Commentary Excerpt by Tom Boomershine
This section of the bread discourse begins with an incredibly provocative question and answer. It is a puzzle that introduces one of the most provocative set of statements in the whole of the biblical tradition. Jesus' words explaining his answer to the question "How can this man give us his flesh to eat?" are highly concrete. He does not make these words symbolic: "eat my flesh and drink my blood." The question that underlies the puzzle of this discourse and of this particular section, which is what does "the bread" actually mean?
Generally these statements are taken as doctrinal descriptions of what has become the doctrine of transubstantiation. In other words, as a way of trying to interpret what Jesus means here, the church in the medieval period concluded that in the Eucharist the bread and wine became Jesus' body and blood in their actual substance. The literalism of these statements became the basis for a philosophical description that was itself even more realistic and literal in its interpretation of these words. But the thing that becomes clear in the telling of the story is that this is not so much about substance as it is about relationship.

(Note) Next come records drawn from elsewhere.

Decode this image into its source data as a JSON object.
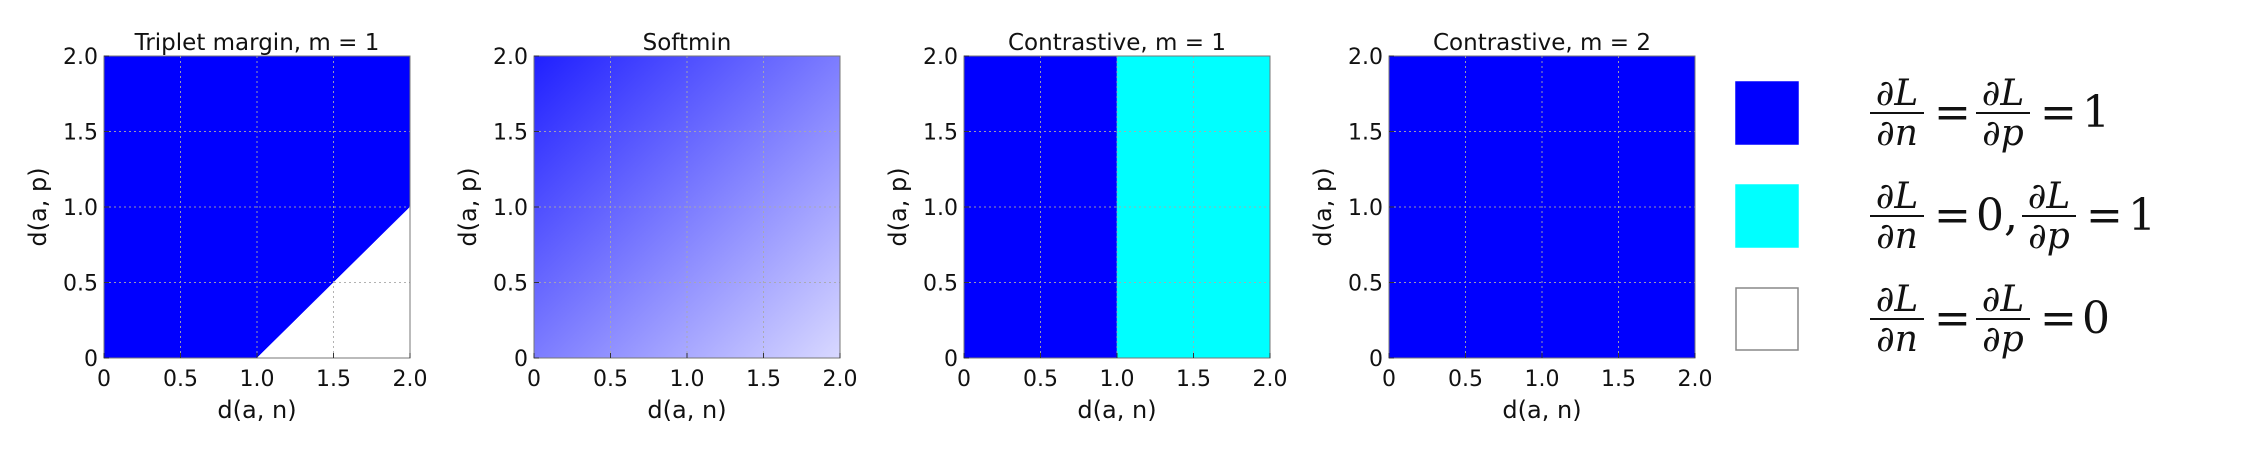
{
  "chart_data": [
    {
      "type": "heatmap",
      "title": "Triplet margin, m = 1",
      "xlabel": "d(a, n)",
      "ylabel": "d(a, p)",
      "xlim": [
        0,
        2.0
      ],
      "ylim": [
        0,
        2.0
      ],
      "xticks": [
        "0",
        "0.5",
        "1.0",
        "1.5",
        "2.0"
      ],
      "yticks": [
        "0",
        "0.5",
        "1.0",
        "1.5",
        "2.0"
      ],
      "grid": true,
      "region_rule": "dark blue where d(a,p) > d(a,n) - 1, white where d(a,p) <= d(a,n) - 1",
      "regions": [
        {
          "color": "#0000ff",
          "polygon": [
            [
              0,
              0
            ],
            [
              1.0,
              0
            ],
            [
              2.0,
              1.0
            ],
            [
              2.0,
              2.0
            ],
            [
              0,
              2.0
            ]
          ]
        },
        {
          "color": "#ffffff",
          "polygon": [
            [
              1.0,
              0
            ],
            [
              2.0,
              0
            ],
            [
              2.0,
              1.0
            ]
          ]
        }
      ]
    },
    {
      "type": "heatmap",
      "title": "Softmin",
      "xlabel": "d(a, n)",
      "ylabel": "d(a, p)",
      "xlim": [
        0,
        2.0
      ],
      "ylim": [
        0,
        2.0
      ],
      "xticks": [
        "0",
        "0.5",
        "1.0",
        "1.5",
        "2.0"
      ],
      "yticks": [
        "0",
        "0.5",
        "1.0",
        "1.5",
        "2.0"
      ],
      "grid": true,
      "region_rule": "continuous gradient, strongest blue at top-left, lightest at bottom-right",
      "gradient": {
        "strong_color": "#2020ff",
        "light_color": "#d8d8ff",
        "from": [
          0,
          2.0
        ],
        "to": [
          2.0,
          0
        ]
      }
    },
    {
      "type": "heatmap",
      "title": "Contrastive, m = 1",
      "xlabel": "d(a, n)",
      "ylabel": "d(a, p)",
      "xlim": [
        0,
        2.0
      ],
      "ylim": [
        0,
        2.0
      ],
      "xticks": [
        "0",
        "0.5",
        "1.0",
        "1.5",
        "2.0"
      ],
      "yticks": [
        "0",
        "0.5",
        "1.0",
        "1.5",
        "2.0"
      ],
      "grid": true,
      "region_rule": "dark blue for d(a,n) < 1, cyan for d(a,n) >= 1",
      "regions": [
        {
          "color": "#0000ff",
          "polygon": [
            [
              0,
              0
            ],
            [
              1.0,
              0
            ],
            [
              1.0,
              2.0
            ],
            [
              0,
              2.0
            ]
          ]
        },
        {
          "color": "#00ffff",
          "polygon": [
            [
              1.0,
              0
            ],
            [
              2.0,
              0
            ],
            [
              2.0,
              2.0
            ],
            [
              1.0,
              2.0
            ]
          ]
        }
      ]
    },
    {
      "type": "heatmap",
      "title": "Contrastive, m = 2",
      "xlabel": "d(a, n)",
      "ylabel": "d(a, p)",
      "xlim": [
        0,
        2.0
      ],
      "ylim": [
        0,
        2.0
      ],
      "xticks": [
        "0",
        "0.5",
        "1.0",
        "1.5",
        "2.0"
      ],
      "yticks": [
        "0",
        "0.5",
        "1.0",
        "1.5",
        "2.0"
      ],
      "grid": true,
      "region_rule": "entire area dark blue",
      "regions": [
        {
          "color": "#0000ff",
          "polygon": [
            [
              0,
              0
            ],
            [
              2.0,
              0
            ],
            [
              2.0,
              2.0
            ],
            [
              0,
              2.0
            ]
          ]
        }
      ]
    }
  ],
  "legend": {
    "placement": "right",
    "items": [
      {
        "color": "#0000ff",
        "dL_dn": "1",
        "dL_dp": "1",
        "form": "equal"
      },
      {
        "color": "#00ffff",
        "dL_dn": "0",
        "dL_dp": "1",
        "form": "pair"
      },
      {
        "color": "#ffffff",
        "dL_dn": "0",
        "dL_dp": "0",
        "form": "equal"
      }
    ]
  }
}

The bread discourse has what is in effect a kind of long decrescendo. It's a long speech that gets softer and softer and more and more intimate. This is the climax of the movement of relationship between the listeners and Jesus. Jesus is describing the intimacy of relationship that exists between him and those who believe in him and eat the bread that he provides. The understanding of the bread that was given at the feeding of the 5000 is then made very explicit in terms of relationship. The relationship is a relationship of intimacy and in that intimacy people will find spiritual life. They will find eternal life by being part of this intimate relationship with Jesus and with God. The words are not pronouncements so much as they are descriptions of intimacy.